Leider spielen die Zuschauer nicht mit, denn diese drängen näher und fordern Nadja mit dummen Sprüchen und unflätigen Gesten auf, sie mitspielen zu lassen. Nun wird es Nadja zu bunt, darum ergreift sie Marie an den Schultern und hilft ihr sich aufzusetzen. Dann stehen beide auf und gehen wieder zu den Plätzen, die sie vorher bei Sandra am Tisch hatten. Marie lässt Nadja extra den Ehrenplatz neben Sandra, damit sich die beiden unterhalten können. Immerhin ist Nadja ihre neue Sklavin und sie hatten bisher kaum die Gelegenheit miteinander zu sprechen.

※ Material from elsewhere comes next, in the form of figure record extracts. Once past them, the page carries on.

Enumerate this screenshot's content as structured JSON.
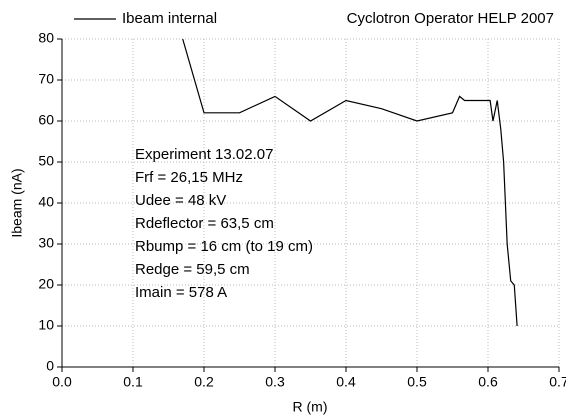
{
  "chart_data": {
    "type": "line",
    "title": "Cyclotron Operator HELP 2007",
    "xlabel": "R (m)",
    "ylabel": "Ibeam (nA)",
    "annotations": [
      "Experiment 13.02.07",
      "Frf = 26,15 MHz",
      "Udee = 48 kV",
      "Rdeflector = 63,5 cm",
      "Rbump = 16 cm (to 19 cm)",
      "Redge = 59,5 cm",
      "Imain = 578 A"
    ],
    "x": [
      0.17,
      0.2,
      0.25,
      0.3,
      0.35,
      0.4,
      0.45,
      0.5,
      0.55,
      0.56,
      0.567,
      0.6,
      0.603,
      0.607,
      0.613,
      0.618,
      0.622,
      0.627,
      0.632,
      0.637,
      0.641
    ],
    "series": [
      {
        "name": "Ibeam internal",
        "color": "#000000",
        "values": [
          80,
          62,
          62,
          66,
          60,
          65,
          63,
          60,
          62,
          66,
          65,
          65,
          65,
          60,
          65,
          58,
          50,
          30,
          21,
          20,
          10
        ]
      }
    ],
    "xlim": [
      0,
      0.7
    ],
    "xticks": [
      {
        "value": 0,
        "label": "0.0"
      },
      0.1,
      0.2,
      0.3,
      0.4,
      0.5,
      0.6,
      0.7
    ],
    "ylim": [
      0,
      80
    ],
    "yticks": [
      0,
      10,
      20,
      30,
      40,
      50,
      60,
      70,
      80
    ],
    "grid": true,
    "legend": "top-left"
  }
}
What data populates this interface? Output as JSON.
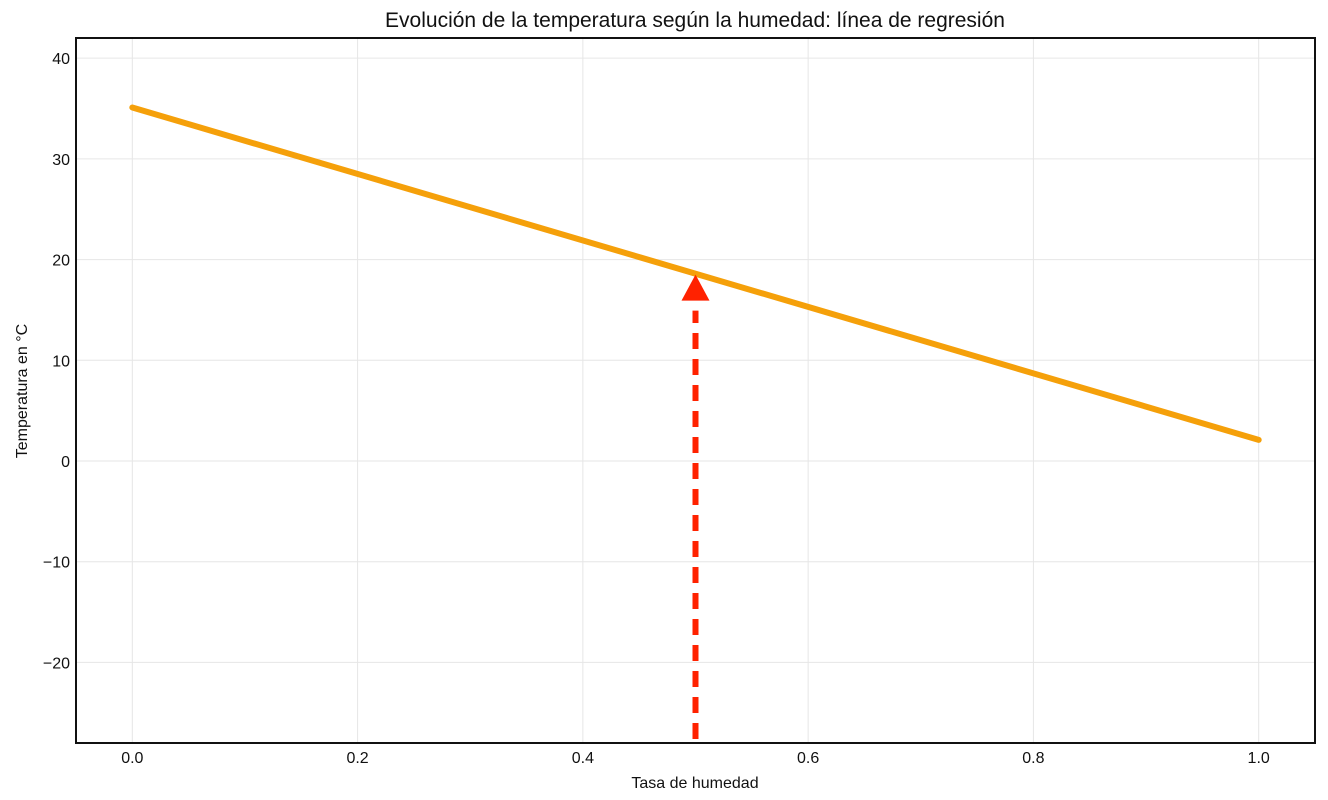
{
  "chart_data": {
    "type": "line",
    "title": "Evolución de la temperatura según la humedad: línea de regresión",
    "xlabel": "Tasa de humedad",
    "ylabel": "Temperatura en °C",
    "xlim": [
      -0.05,
      1.05
    ],
    "ylim": [
      -28,
      42
    ],
    "xticks": [
      0.0,
      0.2,
      0.4,
      0.6,
      0.8,
      1.0
    ],
    "xtick_labels": [
      "0.0",
      "0.2",
      "0.4",
      "0.6",
      "0.8",
      "1.0"
    ],
    "yticks": [
      -20,
      -10,
      0,
      10,
      20,
      30,
      40
    ],
    "ytick_labels": [
      "−20",
      "−10",
      "0",
      "10",
      "20",
      "30",
      "40"
    ],
    "grid": true,
    "series": [
      {
        "x": [
          0.0,
          1.0
        ],
        "y": [
          35.1,
          2.1
        ],
        "color": "#f5a00a"
      }
    ],
    "annotations": [
      {
        "type": "dashed-arrow",
        "x": 0.5,
        "y_from": -28,
        "y_to": 18.5,
        "color": "#ff2200"
      }
    ]
  }
}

Neben Marie sitzt nun Beatrice, die sie auch gleich anspricht.
B: "Ich hätte nie gedacht, was für ein verkommenes Luder du bist. Eure Show hat mich auf der einen Seite entsetzt, auf der anderen angetörnt ohne gleichen. Einfach nur geil, was ihr geboten habt."
M: "Ich wusste es auch nicht, aber ich habe mich wohl gehen lassen. Wenn ich dich mit meiner neu entdeckten Neigung abschrecke, so hoffe ich dennoch, dass du meine Freundin bleiben willst."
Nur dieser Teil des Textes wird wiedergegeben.